In 1920  an anarchist group set off a wagon load of dynamite in front of the New York Stock Exchange at noon on a workday. About 100 people were killed, all workers (clerks, delivery people, secretaries, etc.). Not a single stock broker got a scratch.

The Stock Exchange was, and is, one of capitalism's main roosts, but then, as now, terrorism shows itself to be a reactionary, anti-working class ideology and practice, that stems from a complete lack of willingness to work with the working class, displays a total condescension and mistrust of the working class, does not damage the ruling class or their apparatus, but, in fact, only gives them the excuse to clamp down harder on working people and sincere activists and revolutionaries.
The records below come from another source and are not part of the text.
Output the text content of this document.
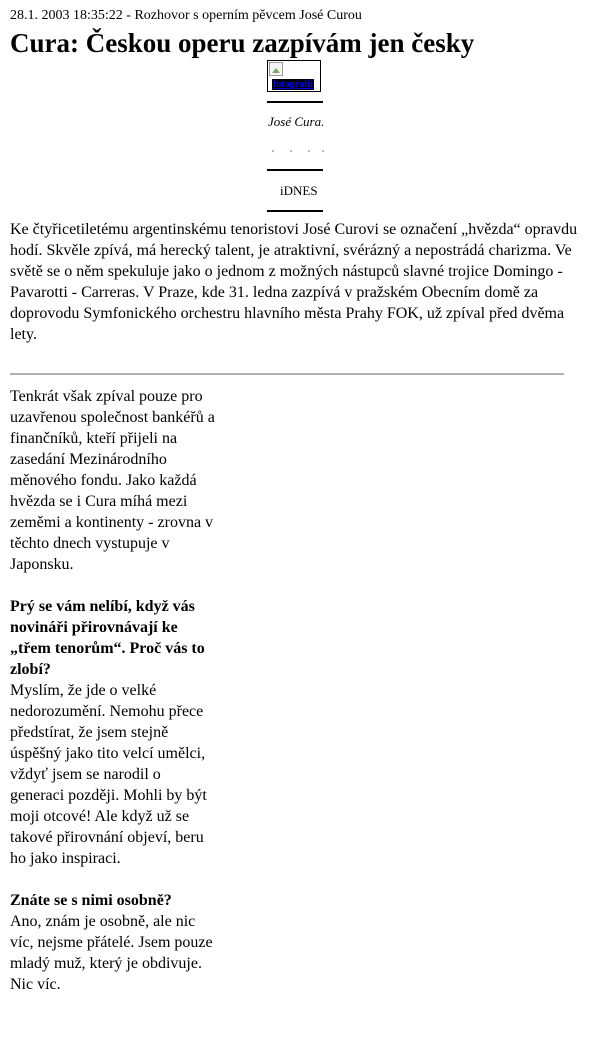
28.1. 2003 18:35:22 - Rozhovor s operním pěvcem José Curou
Cura: Českou operu zazpívám jen česky
fotografii
José Cura.
iDNES

Ke čtyřicetiletému argentinskému tenoristovi José Curovi se označení „hvězda“ opravdu hodí. Skvěle zpívá, má herecký talent, je atraktivní, svérázný a nepostrádá charizma. Ve světě se o něm spekuluje jako o jednom z možných nástupců slavné trojice Domingo - Pavarotti - Carreras. V Praze, kde 31. ledna zazpívá v pražském Obecním domě za doprovodu Symfonického orchestru hlavního města Prahy FOK, už zpíval před dvěma lety.

Tenkrát však zpíval pouze pro uzavřenou společnost bankéřů a finančníků, kteří přijeli na zasedání Mezinárodního měnového fondu. Jako každá hvězda se i Cura míhá mezi zeměmi a kontinenty - zrovna v těchto dnech vystupuje v Japonsku.

Prý se vám nelíbí, když vás novináři přirovnávají ke „třem tenorům“. Proč vás to zlobí?
Myslím, že jde o velké nedorozumění. Nemohu přece předstírat, že jsem stejně úspěšný jako tito velcí umělci, vždyť jsem se narodil o generaci později. Mohli by být moji otcové! Ale když už se takové přirovnání objeví, beru ho jako inspiraci.

Znáte se s nimi osobně?
Ano, znám je osobně, ale nic víc, nejsme přátelé. Jsem pouze mladý muž, který je obdivuje. Nic víc.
One of the leaflets circulating says that "terrorism as a tactic for fighting back has always been a loser". The leaflet is very good, but this particular line reads as if terrorism is just a misguided tactic against a common enemy.
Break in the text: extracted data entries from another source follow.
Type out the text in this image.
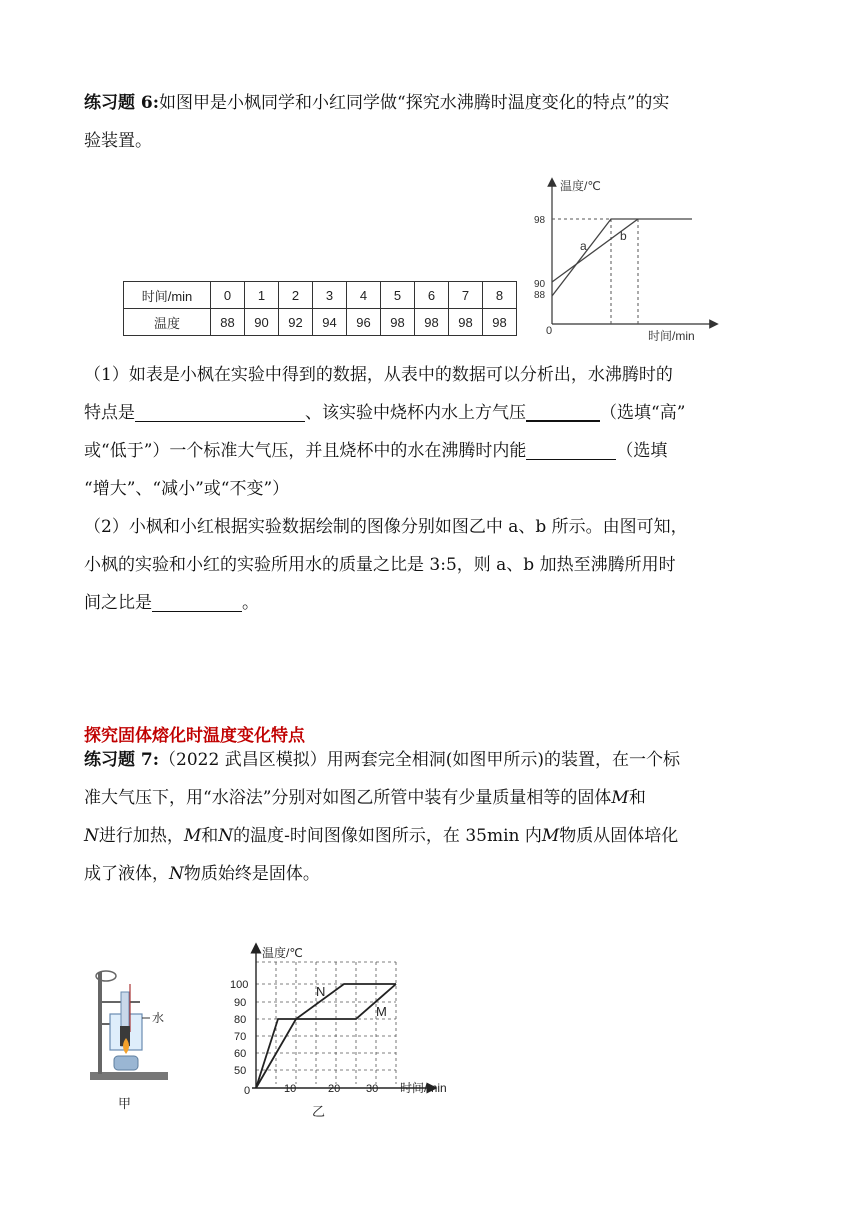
练习题 6:如图甲是小枫同学和小红同学做“探究水沸腾时温度变化的特点”的实
验装置。

时间/min	0	1	2	3	4	5	6	7	8
温度	88	90	92	94	96	98	98	98	98
温度/℃
时间/min
0
98
90
88
a
b

（1）如表是小枫在实验中得到的数据，从表中的数据可以分析出，水沸腾时的
特点是	、该实验中烧杯内水上方气压	（选填“高”
或“低于”）一个标准大气压，并且烧杯中的水在沸腾时内能	（选填
“增大”、“减小”或“不变”）

（2）小枫和小红根据实验数据绘制的图像分别如图乙中 a、b 所示。由图可知，
小枫的实验和小红的实验所用水的质量之比是 3:5，则 a、b 加热至沸腾所用时
间之比是	。

探究固体熔化时温度变化特点

练习题 7:（2022 武昌区模拟）用两套完全相洞(如图甲所示)的装置，在一个标
准大气压下，用“水浴法”分别对如图乙所管中装有少量质量相等的固体M和
N进行加热，M和N的温度-时间图像如图所示，在 35min 内M物质从固体培化
成了液体，N物质始终是固体。

水
甲
温度/℃
时间/min
0	10	20 30
100
90
80
70
60
50
N
M
乙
Terrorism by its nature is against the working class, and there is no better example than the case of the World Trade Center. With their planning and resources they could have killed more workers, but they could have killed less, also.

If the idea was only to destroy a symbol of capitalism or to show their power they could just as easily have hit the buildings at night when they were unoccupied, blown up the Statue of Liberty, the Brooklyn Bridge, hit the Capitol, whatever. Clearly mass deaths was part of the intent, and part of the plan.